Sin ocio ni comercio, con el toque de queda a las diez de la noche, con los centros de salud prestando gran parte de la atención de manera telefónica, el teletrabajo y con pocos viajeros en las estaciones de autobuses, trenes y el aeropuerto, las cuentas no les salen. Sus ingresos se han reducido entre un «60 y un 70%» con respecto a antes de la crisis sanitaria.

«Los días laborables son malos, pero las noches y los fines de semana, mucho peor». No solo lo dicen, lo demuestran con el registro de datos de espera de los vehículos en las paradas. Ayer por la mañana, en la de la avenida Augusto Vázquez, uno de los taxistas llevaba 232 minutos (casi 4 horas) esperando que le entrase un servicio. A la misma hora, en Pardaleras, otro compañero tenía el coche parado desde hacía 192 minutos, casi los mismos que otro de Los Ordenando, que en 190 minutos no había movido su vehículo. «En condiciones normales, podíamos estar parados 18 o 20 minutos, ahora son horas y horas...», comparaba un taxista.

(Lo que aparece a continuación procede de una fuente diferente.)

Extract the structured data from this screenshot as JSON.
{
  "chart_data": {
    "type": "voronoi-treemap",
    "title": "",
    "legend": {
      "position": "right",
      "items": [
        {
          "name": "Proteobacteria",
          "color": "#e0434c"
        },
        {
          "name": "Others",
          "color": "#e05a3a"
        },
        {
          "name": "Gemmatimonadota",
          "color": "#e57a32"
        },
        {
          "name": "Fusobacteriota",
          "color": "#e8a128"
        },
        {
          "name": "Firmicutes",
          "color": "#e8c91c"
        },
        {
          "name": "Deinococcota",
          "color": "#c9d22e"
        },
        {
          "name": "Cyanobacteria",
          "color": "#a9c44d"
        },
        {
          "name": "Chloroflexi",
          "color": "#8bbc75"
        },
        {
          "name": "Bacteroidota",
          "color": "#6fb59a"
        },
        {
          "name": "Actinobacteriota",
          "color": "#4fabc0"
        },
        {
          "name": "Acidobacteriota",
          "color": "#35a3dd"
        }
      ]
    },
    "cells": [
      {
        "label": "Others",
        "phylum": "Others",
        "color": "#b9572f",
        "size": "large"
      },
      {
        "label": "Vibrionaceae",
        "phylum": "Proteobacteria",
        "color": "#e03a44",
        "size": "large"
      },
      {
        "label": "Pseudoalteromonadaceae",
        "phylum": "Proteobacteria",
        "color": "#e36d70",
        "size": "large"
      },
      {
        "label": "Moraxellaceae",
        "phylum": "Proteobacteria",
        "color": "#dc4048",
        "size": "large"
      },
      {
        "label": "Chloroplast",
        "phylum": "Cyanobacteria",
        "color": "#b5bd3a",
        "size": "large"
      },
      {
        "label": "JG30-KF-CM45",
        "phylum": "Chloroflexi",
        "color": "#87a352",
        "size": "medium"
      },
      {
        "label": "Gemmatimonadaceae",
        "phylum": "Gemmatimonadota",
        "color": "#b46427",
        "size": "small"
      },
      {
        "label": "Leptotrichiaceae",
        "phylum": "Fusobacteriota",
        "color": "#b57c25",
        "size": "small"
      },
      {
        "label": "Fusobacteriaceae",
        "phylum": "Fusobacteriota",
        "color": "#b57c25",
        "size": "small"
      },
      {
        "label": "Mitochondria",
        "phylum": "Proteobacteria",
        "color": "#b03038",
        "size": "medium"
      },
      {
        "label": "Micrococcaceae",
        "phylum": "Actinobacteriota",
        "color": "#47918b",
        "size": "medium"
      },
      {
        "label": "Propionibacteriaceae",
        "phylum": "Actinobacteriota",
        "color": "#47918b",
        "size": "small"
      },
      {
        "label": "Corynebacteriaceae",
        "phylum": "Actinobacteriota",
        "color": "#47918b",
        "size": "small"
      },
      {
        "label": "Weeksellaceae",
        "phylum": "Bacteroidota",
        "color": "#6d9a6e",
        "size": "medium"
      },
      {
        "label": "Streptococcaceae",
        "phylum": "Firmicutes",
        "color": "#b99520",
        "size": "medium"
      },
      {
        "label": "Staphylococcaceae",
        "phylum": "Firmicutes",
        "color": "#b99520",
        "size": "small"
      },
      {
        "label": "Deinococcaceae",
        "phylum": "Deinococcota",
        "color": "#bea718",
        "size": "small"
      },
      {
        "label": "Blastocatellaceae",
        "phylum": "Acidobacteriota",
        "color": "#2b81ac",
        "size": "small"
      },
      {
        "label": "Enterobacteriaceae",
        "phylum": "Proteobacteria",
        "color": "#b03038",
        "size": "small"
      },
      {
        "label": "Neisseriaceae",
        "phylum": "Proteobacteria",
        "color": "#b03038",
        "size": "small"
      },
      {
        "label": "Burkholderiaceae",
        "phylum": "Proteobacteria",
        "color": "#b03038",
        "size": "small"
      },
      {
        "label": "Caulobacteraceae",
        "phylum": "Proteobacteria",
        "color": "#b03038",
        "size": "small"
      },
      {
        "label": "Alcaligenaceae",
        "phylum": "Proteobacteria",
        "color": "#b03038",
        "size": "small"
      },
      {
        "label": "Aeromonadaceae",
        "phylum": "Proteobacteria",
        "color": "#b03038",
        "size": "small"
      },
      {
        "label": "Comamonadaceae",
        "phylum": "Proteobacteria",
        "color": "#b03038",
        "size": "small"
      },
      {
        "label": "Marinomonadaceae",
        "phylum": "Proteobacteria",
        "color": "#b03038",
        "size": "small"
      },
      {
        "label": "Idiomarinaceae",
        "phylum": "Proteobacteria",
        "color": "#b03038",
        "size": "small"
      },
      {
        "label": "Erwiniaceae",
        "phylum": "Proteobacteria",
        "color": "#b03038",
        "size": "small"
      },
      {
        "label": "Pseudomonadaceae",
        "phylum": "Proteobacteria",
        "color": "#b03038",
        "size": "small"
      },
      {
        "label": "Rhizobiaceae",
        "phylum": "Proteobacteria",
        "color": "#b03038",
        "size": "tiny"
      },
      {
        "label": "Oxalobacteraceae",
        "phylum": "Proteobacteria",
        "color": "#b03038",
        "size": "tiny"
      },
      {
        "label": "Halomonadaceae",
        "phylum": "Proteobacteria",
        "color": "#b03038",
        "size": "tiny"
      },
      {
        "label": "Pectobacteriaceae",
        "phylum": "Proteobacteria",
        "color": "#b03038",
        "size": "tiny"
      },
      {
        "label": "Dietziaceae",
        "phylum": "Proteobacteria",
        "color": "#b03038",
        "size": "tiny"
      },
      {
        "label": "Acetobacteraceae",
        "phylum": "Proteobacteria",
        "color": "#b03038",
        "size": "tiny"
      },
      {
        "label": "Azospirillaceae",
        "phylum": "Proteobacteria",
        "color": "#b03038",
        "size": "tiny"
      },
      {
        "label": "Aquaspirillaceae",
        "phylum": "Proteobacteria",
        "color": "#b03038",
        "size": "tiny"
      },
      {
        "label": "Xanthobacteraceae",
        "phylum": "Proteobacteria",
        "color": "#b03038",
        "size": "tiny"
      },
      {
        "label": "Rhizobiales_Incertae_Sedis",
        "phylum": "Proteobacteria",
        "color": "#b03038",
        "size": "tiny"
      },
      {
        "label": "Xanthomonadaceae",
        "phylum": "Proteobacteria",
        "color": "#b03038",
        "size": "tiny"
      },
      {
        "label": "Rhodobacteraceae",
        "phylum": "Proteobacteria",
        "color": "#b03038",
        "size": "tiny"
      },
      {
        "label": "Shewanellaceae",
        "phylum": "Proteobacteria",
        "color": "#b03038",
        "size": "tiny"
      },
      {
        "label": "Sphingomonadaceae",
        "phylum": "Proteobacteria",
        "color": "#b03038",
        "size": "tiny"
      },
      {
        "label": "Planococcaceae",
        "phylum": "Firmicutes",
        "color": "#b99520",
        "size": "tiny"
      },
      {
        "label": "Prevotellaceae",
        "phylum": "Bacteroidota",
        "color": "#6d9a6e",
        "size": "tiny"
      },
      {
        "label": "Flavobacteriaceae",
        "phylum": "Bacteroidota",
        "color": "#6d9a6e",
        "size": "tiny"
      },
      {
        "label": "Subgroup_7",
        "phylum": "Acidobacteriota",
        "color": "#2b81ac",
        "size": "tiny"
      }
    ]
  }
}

Hay noches, según cuentan, que los pocos coches que están en la calle hacen dos o tres servicios, «si hay suerte», y en la mayoría de los casos son trayectos cortos, por lo que se cobra el mínimo, 5,20 euros. «Si te pones a echar cuentas, te sale la hora a menos de 30 céntimos». También queda lejos de ser rentable por el día, con el servicio mínimo a 3,20 euros. «Son muchas horas para unas pocas carreras... Es quemar tiempo», apunta el presidente de Radio-Taxi, quien reconoce que algunos compañeros «lo dejarían hoy mismo» si encontraran otro empleo y pudieran traspasar sus licencias (hay 143).

El sistema habitual de trabajo en Badajoz son las paradas y las llamadas, no como en las grandes ciudades en la que los taxistas dan vueltas en busca de clientes que puedan requerir sus servicios. «Aquí en muchas paradas ahora ni siquiera cabemos, porque los coches no se mueven», cuenta un taxista para ilustrar la complicada situación que vive el sector.

«Estamos porque no te vas a quedar en casa, pero te cuesta dinero trabajar por el tiempo, el combustible por tener puesta la calefacción tantas horas con esta ola de frío», relata otro.

El taxi, un servicio considerado esencial, ha quedado para «lo estrictamente necesario». Las personas mayores son unos de los principales usuarios, pero con la pandemia estos clientes han descendido considerablemente. «Son un colectivo de riesgo, van menos a comprar, tampoco al médico, ni salen prácticamente de casa, salvo si no queda más remedio», explica Joven.

La caída de la actividad por el cierre de bares y tiendas, las restricciones de movilidad y el toque de queda dan «la puntilla» a un sector al que le estaba costando salir a flote y tampoco ha podido ni podrá hacer «colchón» en fechas claves como la feria de San Juan, la Navidad o el Carnaval, que hasta ahora servían para paliar el descenso de los ingresos durante los meses de verano. Ahora, dicen, viven en un mes de agosto continúo y «con pocas ayudas».